Il recente Rapporto “Italiani nel Mondo” della Fondazione Migrantes dice che in Svezia vivono oltre 11mila connazionali. Da gennaio a dicembre 2015, in Svezia si sono trasferiti 639 italiani dei circa 110mila che hanno lasciato il nostro Paese iscrivendosi all’Anagrafe degli italiani residenti all’Estero (Aire), istituito presso il ministero dell'Interno, e quindi consapevoli di restare fuori dei confini per almeno dodici mesi. Quella in Svevia comunque non è una presenza recente per i nostri connazionali: risale addirittura a alcuni secoli fa. Ad arrivare per primi sono stati i “figurinai “ di Lucca che raggiunsero tutti i Paesi del Nord Europa a vendere le loro riproduzioni in gesso.
Ma è dopo la Seconda Guerra Mondiale che l’Italia, esuberante allora di manodopera, fornisce alla fiorente industria svedese, che non aveva subito i danni del tremendo conflitto, folti gruppi di operai, in massima parte tecnici. Ed è a Västerås, nella grande periferia di Stoccolma, che nel 1947 viene il primo nucleo di operai italiani, assistito da don Pietro Tagliaferri, della diocesi di Bergamo. Dopo di lui diversi sacerdoti hanno guidato le Missioni cattoliche italiane. Nel Rapporto Italiani nel Mondo del 2011 la Migrantes ha ricostruito il percorso ricco e interessante dell’emigrazione italiana in Svezia e le figure dei missionari che hanno accompagnato gli emigranti, nelle diverse città: Vaestaras, Goeteborg, Stoccolma Malmoe e Trelleborg.

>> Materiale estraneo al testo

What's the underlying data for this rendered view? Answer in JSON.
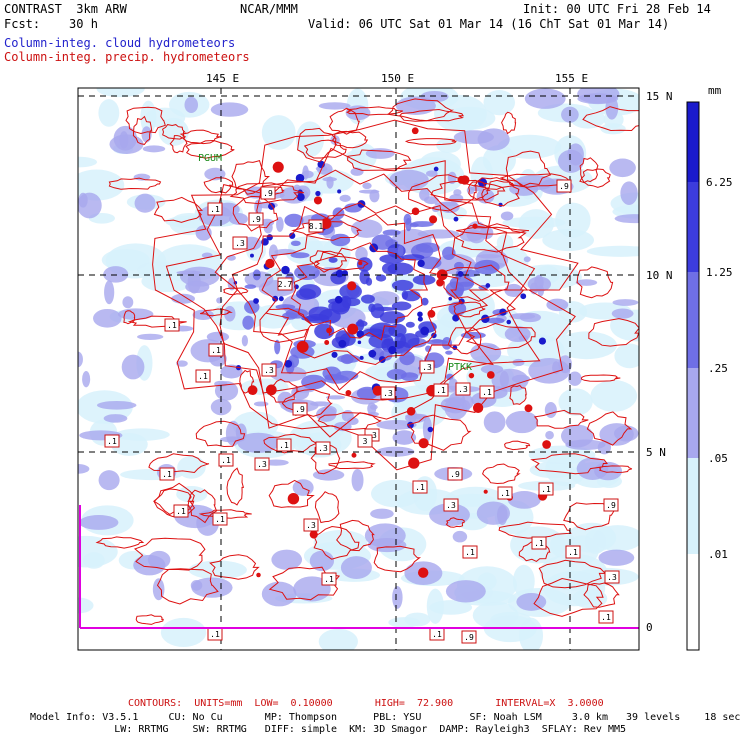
{
  "header": {
    "model": "CONTRAST  3km ARW",
    "org": "NCAR/MMM",
    "init": "Init: 00 UTC Fri 28 Feb 14",
    "fcst": "Fcst:    30 h",
    "valid": "Valid: 06 UTC Sat 01 Mar 14 (16 ChT Sat 01 Mar 14)",
    "field1": "Column-integ. cloud hydrometeors",
    "field2": "Column-integ. precip. hydrometeors"
  },
  "axes": {
    "lon_labels": [
      "145 E",
      "150 E",
      "155 E"
    ],
    "lat_labels": [
      "15 N",
      "10 N",
      "5 N",
      "0"
    ]
  },
  "colorbar": {
    "unit": "mm",
    "levels": [
      "6.25",
      "1.25",
      ".25",
      ".05",
      ".01"
    ],
    "colors": [
      "#1a1acc",
      "#3c3cdd",
      "#6f6fe6",
      "#a8a8ee",
      "#d7f1fb",
      "#ffffff"
    ]
  },
  "stations": [
    "PGUM",
    "PTKK"
  ],
  "contour_labels": [
    ".1",
    ".3",
    ".9",
    "2.7",
    "8.1",
    "3"
  ],
  "footer": {
    "contours": "CONTOURS:  UNITS=mm  LOW=  0.10000       HIGH=  72.900       INTERVAL=X  3.0000",
    "line1": "Model Info: V3.5.1     CU: No Cu       MP: Thompson      PBL: YSU        SF: Noah LSM     3.0 km   39 levels    18 sec",
    "line2": "              LW: RRTMG    SW: RRTMG   DIFF: simple  KM: 3D Smagor  DAMP: Rayleigh3  SFLAY: Rev MM5"
  }
}
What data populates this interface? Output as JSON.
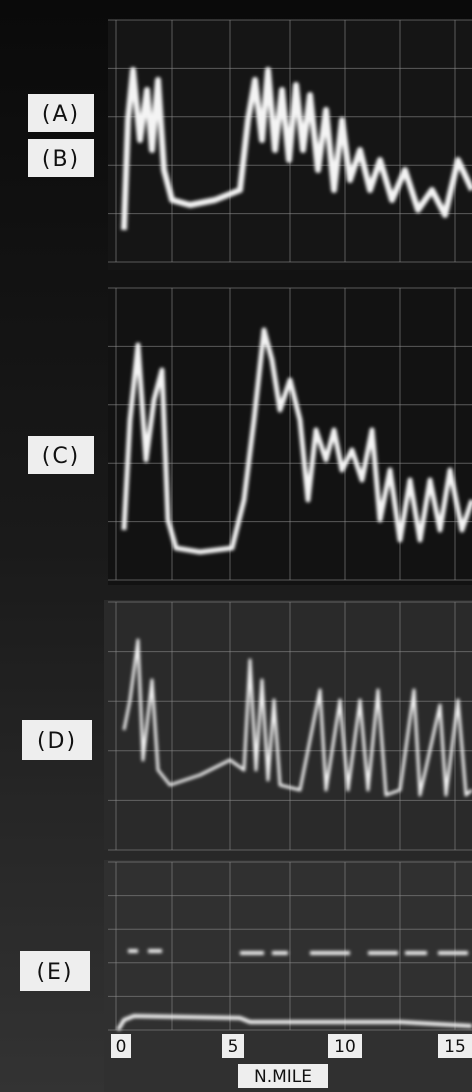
{
  "panels": [
    {
      "label": "(A)"
    },
    {
      "label": "(B)"
    },
    {
      "label": "(C)"
    },
    {
      "label": "(D)"
    },
    {
      "label": "(E)"
    }
  ],
  "scale": {
    "ticks": [
      0,
      5,
      10,
      15
    ],
    "unit": "N.MILE"
  }
}
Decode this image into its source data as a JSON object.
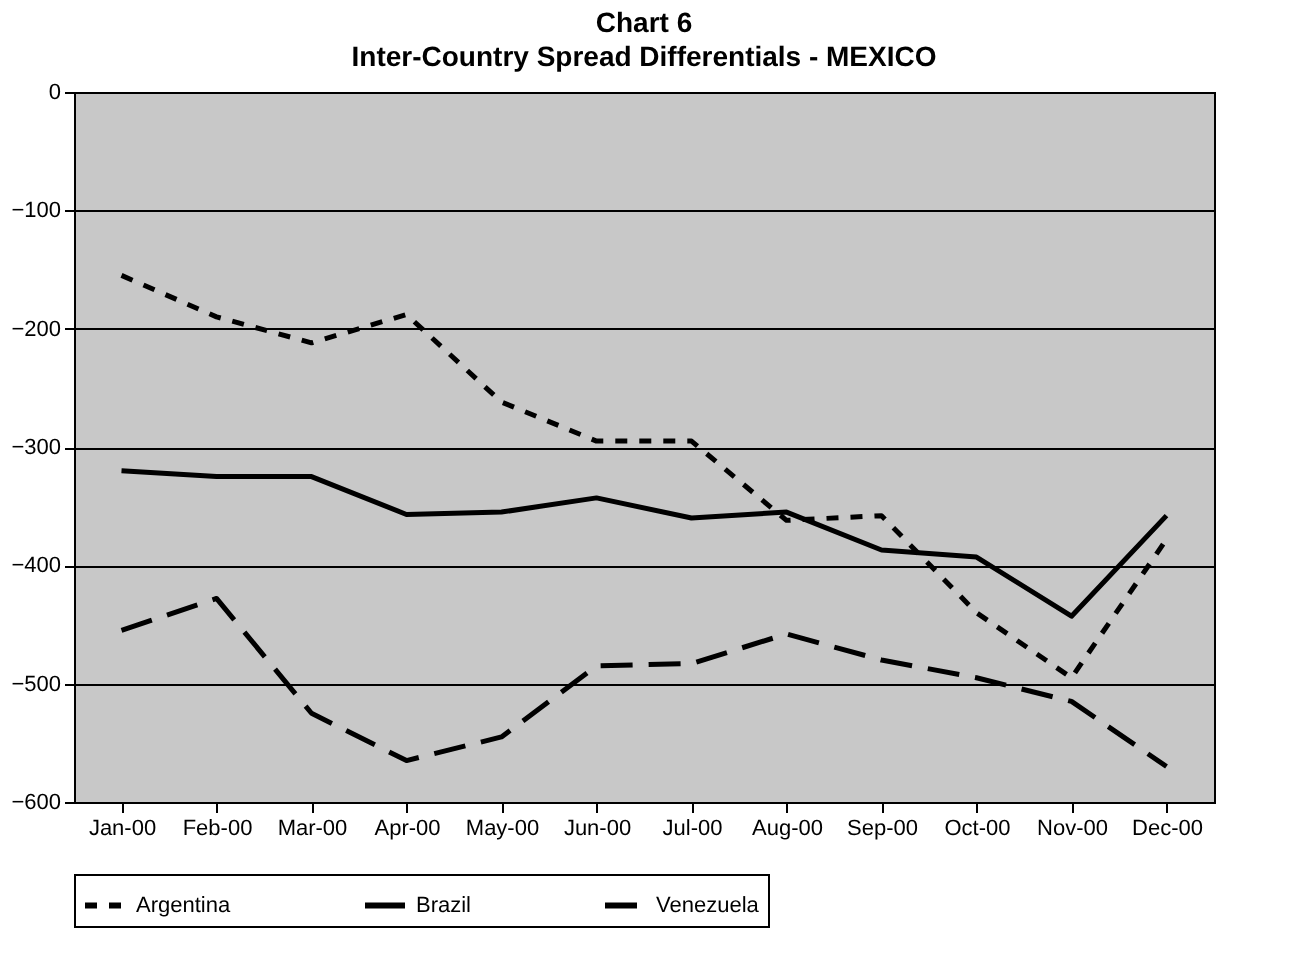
{
  "chart_data": {
    "type": "line",
    "title": "Chart 6",
    "subtitle": "Inter-Country Spread Differentials - MEXICO",
    "categories": [
      "Jan-00",
      "Feb-00",
      "Mar-00",
      "Apr-00",
      "May-00",
      "Jun-00",
      "Jul-00",
      "Aug-00",
      "Sep-00",
      "Oct-00",
      "Nov-00",
      "Dec-00"
    ],
    "series": [
      {
        "name": "Argentina",
        "color": "#000000",
        "line_style": "dashed",
        "values": [
          -155,
          -190,
          -212,
          -188,
          -262,
          -295,
          -295,
          -362,
          -358,
          -440,
          -495,
          -378
        ]
      },
      {
        "name": "Brazil",
        "color": "#000000",
        "line_style": "solid",
        "values": [
          -320,
          -325,
          -325,
          -357,
          -355,
          -343,
          -360,
          -355,
          -387,
          -393,
          -443,
          -358
        ]
      },
      {
        "name": "Venezuela",
        "color": "#000000",
        "line_style": "longdash",
        "values": [
          -455,
          -428,
          -525,
          -565,
          -545,
          -485,
          -483,
          -458,
          -480,
          -495,
          -515,
          -570
        ]
      }
    ],
    "ylim": [
      -600,
      0
    ],
    "yticks": [
      0,
      -100,
      -200,
      -300,
      -400,
      -500,
      -600
    ],
    "grid": "y",
    "legend": "bottom",
    "marker": "none"
  }
}
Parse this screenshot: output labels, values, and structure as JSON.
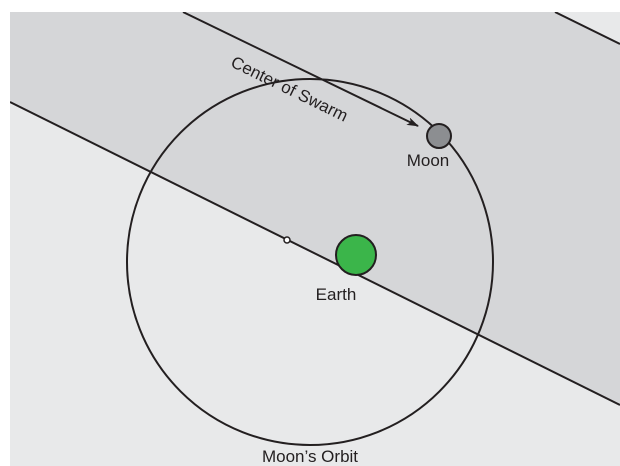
{
  "labels": {
    "swarm": "Center of Swarm",
    "moon": "Moon",
    "earth": "Earth",
    "orbit": "Moon’s Orbit"
  }
}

“Una storia di sofferenza, di lavoro e di fatiche – ha scritto in occasione del sessantesimo della fondazione della Mci di Stoccolma nel 2013 mons. Giancarlo Perego, Direttore generale della Fondazione Migrantes - di partecipazione alla vita sociale anche attraverso le associazioni, ma anche di incontro con la vita ecclesiale e di dialogo ecumenico con le Chiese sorelle che è cresciuto, nonostante le prime ostilità e opposizioni”. Sono diversi, come dicevamo, i volti dei sacerdoti italiani, diocesani e religiosi, che insieme ai laici, alle loro famiglie e alle religiose, hanno accompagnato la vita della missione cattolica italiana di Stoccolma: da don Piero Damiani, a padre Giulio Masiero, a padre Umberto Cerutti, a don Eraldo Carpanese, a don Efrem Gobbo, a don Luciano Epis, a don Josef Kròl, fino a monsignor Cesare Furio (nella foto in alto), di origine italiana ma residente in Svezia dall’età di 11 anni, che la guida oggi.
“La speranza è che questa commemorazione che si svolge in questi giorni in Svezia, con la partecipazione del Papa, dice monsignor Cesare Furio - può segnare un occasione favorevole per un incontro e un ritrovato dialogo fra le nostre chiese, pur tra tante difficoltà. Credo che in Svezia viviamo una relazione armonica tra le Chiese. Molte differenze e diffidenze le abbiamo superate, ed è più ciò che ci unisce rispetto a ciò che ci divide. Forse la parte più feconda dell'ecumenismo è quella della spiritualità”. Martedì primo novembre, il sacerdote - con una quarantina di italiani - ha assicurato la sua presenza a Malmö, alla celebrazione presieduta dal Pontefice con la comunità cattolica svedese.
“I nostri cattolici sono persone molto interessate, nutriamo molta simpatia verso la persona del Papa. Abbiamo notato come la Messa di martedì allo Swedbank Stadion è molto più sentita che l'incontro ecumenico di lunedì all'arena di Malmö. La visita del Papa avrà in ogni caso un significato ecumenico rilevante”, dice in una dichiarazione a www.migrantesonline.it.: “Noi chiediamo al Papa di irrobustirci nella fede, e non solo noi ma tutti i cristiani in Svezia. Egli viene per tutti. Comunque potrà aiutarci a crescere nell'unità e renderci più consapevoli del nostro compito di diffondere il Vangelo con la parola e l'azione”.